Self-esteem is more than just feeling good about yourself. It has much more to do with your belief in your capacity to make things good, through both existence and the necessary movement and action that spurs from existence. In this sense, self-esteem is an antidote to both inaction and to nihilism. It is also why kicking a dog when he’s down, to get him to stand back up, often enough does not work (whereas giving him a small loan, or an interesting problem to solve, or a kind word, or possibly most importantly—trust—may work).
Self-esteem is very important. There are ways to cut, erase, or expunge it for a person, either on purpose or by accident. On purpose, it can be done to break down certain foundational structures for a person in order to replace them with your own ideas of what would be good for them—or what would be good for you. By accident, it can be done through carelessness: attacking parts of a person that are holding them up, too aggressively.
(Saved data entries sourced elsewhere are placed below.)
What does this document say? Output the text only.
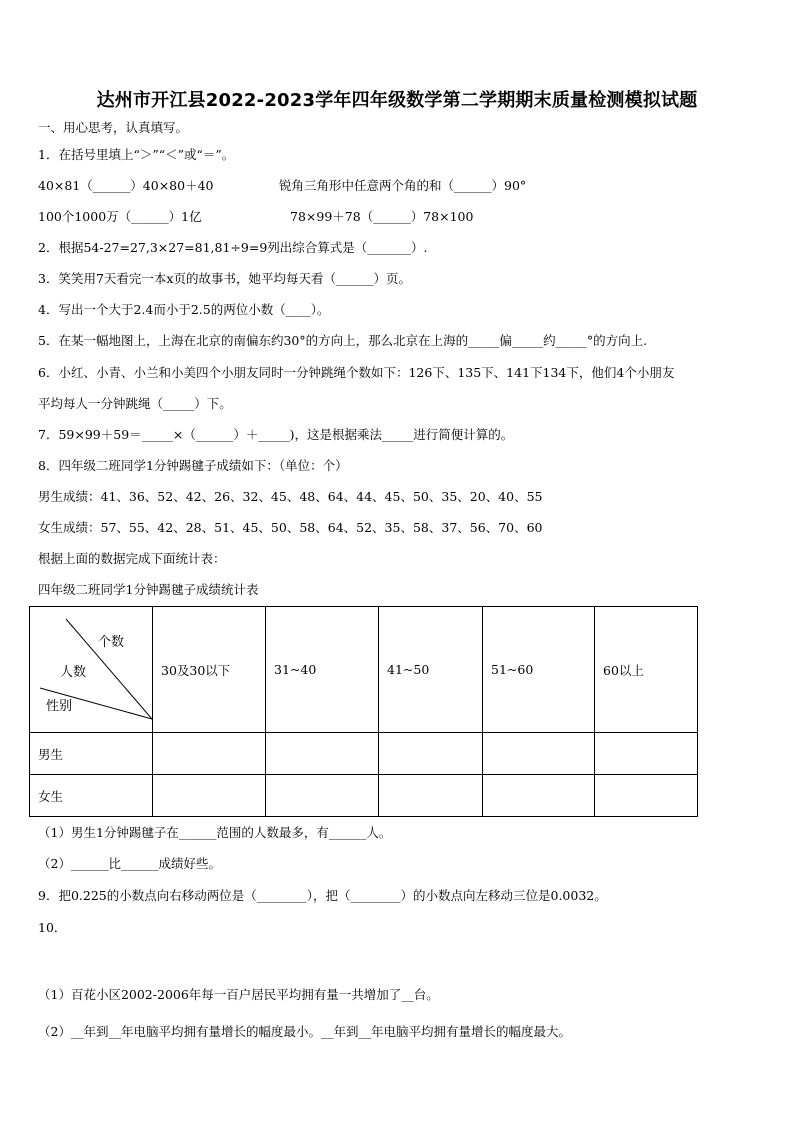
达州市开江县2022-2023学年四年级数学第二学期期末质量检测模拟试题
一、用心思考，认真填写。
1．在括号里填上“＞”“＜”或“＝”。
40×81（______）40×80＋40	锐角三角形中任意两个角的和（______）90°
100个1000万（______）1亿	78×99＋78（______）78×100
2．根据54-27=27,3×27=81,81÷9=9列出综合算式是（_______）.
3．笑笑用7天看完一本x页的故事书，她平均每天看（______）页。
4．写出一个大于2.4而小于2.5的两位小数（____）。
5．在某一幅地图上，上海在北京的南偏东约30°的方向上，那么北京在上海的_____偏_____约_____°的方向上.
6．小红、小青、小兰和小美四个小朋友同时一分钟跳绳个数如下：126下、135下、141下134下，他们4个小朋友
平均每人一分钟跳绳（_____）下。
7．59×99＋59＝_____×（______）＋_____)，这是根据乘法_____进行简便计算的。
8．四年级二班同学1分钟踢毽子成绩如下：（单位：个）
男生成绩：41、36、52、42、26、32、45、48、64、44、45、50、35、20、40、55
女生成绩：57、55、42、28、51、45、50、58、64、52、35、58、37、56、70、60
根据上面的数据完成下面统计表：
四年级二班同学1分钟踢毽子成绩统计表
个数
人数
性别	30及30以下	31~40	41~50	51~60	60以上
男生					
女生					
（1）男生1分钟踢毽子在______范围的人数最多，有______人。
（2）______比______成绩好些。
9．把0.225的小数点向右移动两位是（________），把（________）的小数点向左移动三位是0.0032。
10．
（1）百花小区2002-2006年每一百户居民平均拥有量一共增加了__台。
（2）__年到__年电脑平均拥有量增长的幅度最小。__年到__年电脑平均拥有量增长的幅度最大。
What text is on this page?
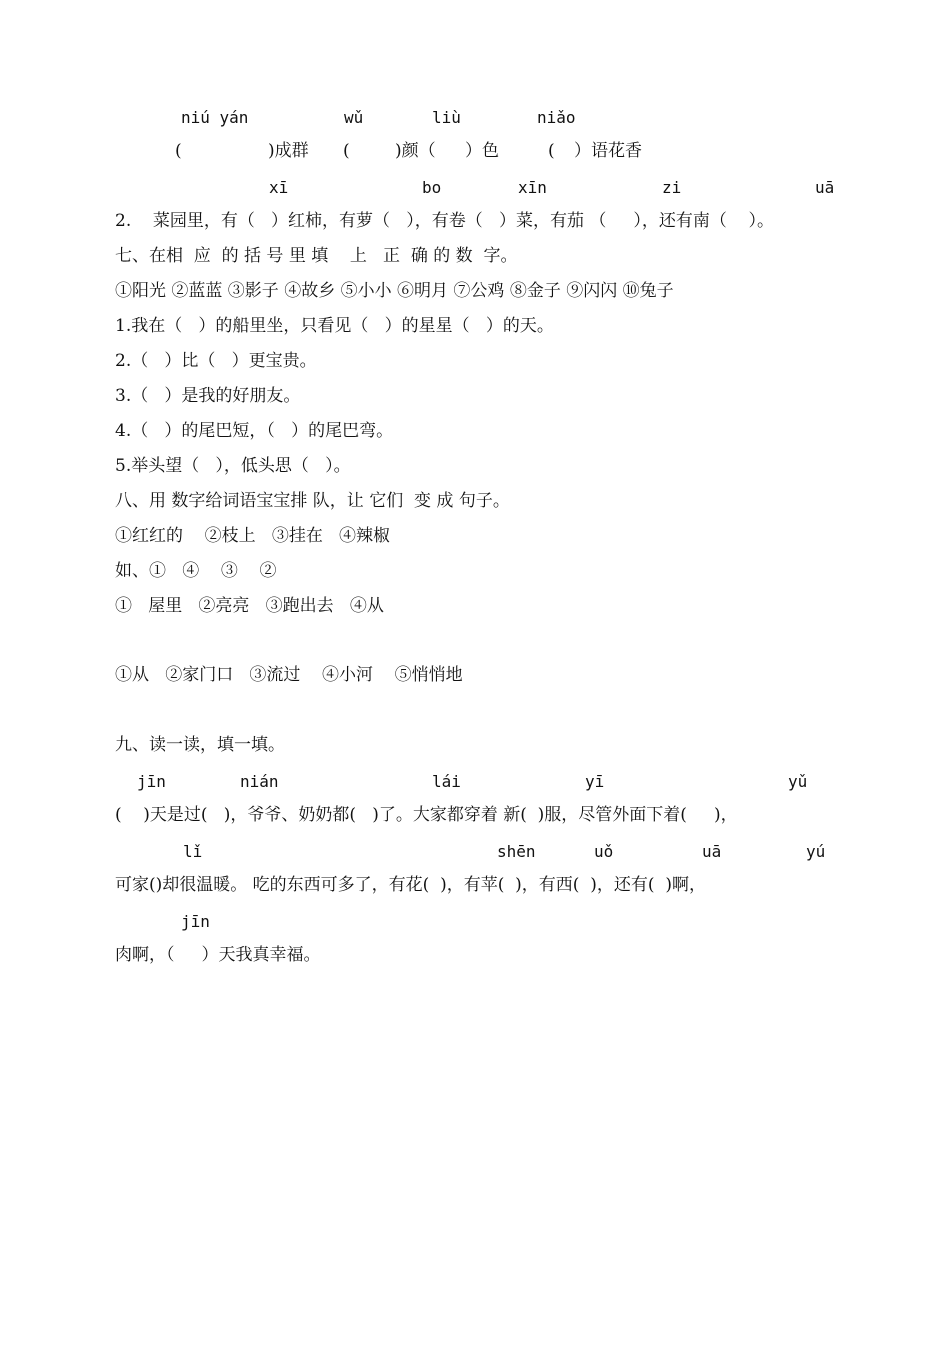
niú yán

	wǔ

	liù

	niǎo

(

	)成群

(

	)颜（

）色

	(

）语花香

xī

	bo

	xīn

	zi

	uā

2.    菜园里，有（   ）红柿，有萝（   ），有卷（   ）菜，有茄 （     ），还有南（    ）。
七、在相  应  的 括 号 里 填    上   正  确 的 数  字。
①阳光 ②蓝蓝 ③影子 ④故乡 ⑤小小 ⑥明月 ⑦公鸡 ⑧金子 ⑨闪闪 ⑩兔子
1.我在（   ）的船里坐，只看见（   ）的星星（   ）的天。
2.（   ）比（   ）更宝贵。
3.（   ）是我的好朋友。
4.（   ）的尾巴短，（   ）的尾巴弯。
5.举头望（   ），低头思（   ）。
八、用 数字给词语宝宝排 队，让 它们  变 成 句子。
①红红的    ②枝上   ③挂在   ④辣椒
如、①   ④    ③    ②
①   屋里   ②亮亮   ③跑出去   ④从
①从   ②家门口   ③流过    ④小河    ⑤悄悄地
九、读一读，填一填。

jīn

	nián

	lái

	yī

	yǔ

(    )天是过(   )，爷爷、奶奶都(   )了。大家都穿着 新(  )服，尽管外面下着(     )，

lǐ

	shēn

	uǒ

	uā

	yú

可家()却很温暖。 吃的东西可多了，有花(  )，有苹(  )，有西(  )，还有(  )啊，

jīn

肉啊，（     ）天我真幸福。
It can be done through avoidance of your own problems, that then projects into erasing large parts of another person (for example, people who are too rough on themselves, to meet demanding competence goals, and over years erased parts of themselves, can cause the same erasure on another person’s softer parts when interacting with them).
I propose the self-esteem project as a research direction to outline how a person with moderate, full, or low self-esteem can get their self-esteem systems hijacked by external sources. The purpose of this project is both to teach people how to avoid the negative fallout from accidentally lowering the self-esteem of their friends and loved ones, and for people to learn how to be on the lookout for when this is happening to them, and to have adequate guards and tools for dealing with it. This starts with outlining the ideas and developing a vocabulary for talking about this more subtle form of violence.